About me
Jed Handelsman Shugerman is a professor and Harry Elwood Warren Research Scholar at Boston University School of Law. He received his B.A., J.D., and Ph.D. (History) from Yale.
He is currently working on a book “A Faithful President: The Founders v. the Originalists,” questioning the Robert Court’s historical support for unchecked presidential power and immunity. It is also a cautionary tale about originalism in practice.
His next book project is “The Rise of the Prosecutor Politicians: Race, War, and the Roots of Mass Incarceration.”
His first book, The People’s Courts (Harvard 2012), traces the rise of judicial elections, judicial review, and the influence of money and parties in American courts. It is based on his dissertation that won the 2009 Cromwell Prize from the American Society for Legal History.

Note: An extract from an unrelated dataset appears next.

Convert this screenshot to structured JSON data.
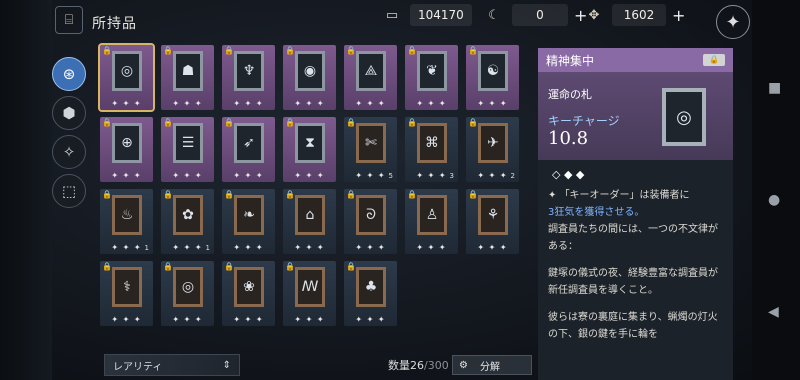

He is also a co-author of amicus briefs on the Biden student debt waiver and the use of emergencies as pretexts; on presidential powers of appointment and removal; on the Emoluments Clauses; on the First Amendment rights of elected judges (cited by Chief Justice Roberts and Justice Ginsburg); and on the conflicts between judicial elections and due process in death penalty cases. He has written a series of op-eds and essays about presidential power, judicial independence, and Trump investigations for the New York Times, Washington Post, Boston Globe, Slate, The Atlantic, Politico, and other media.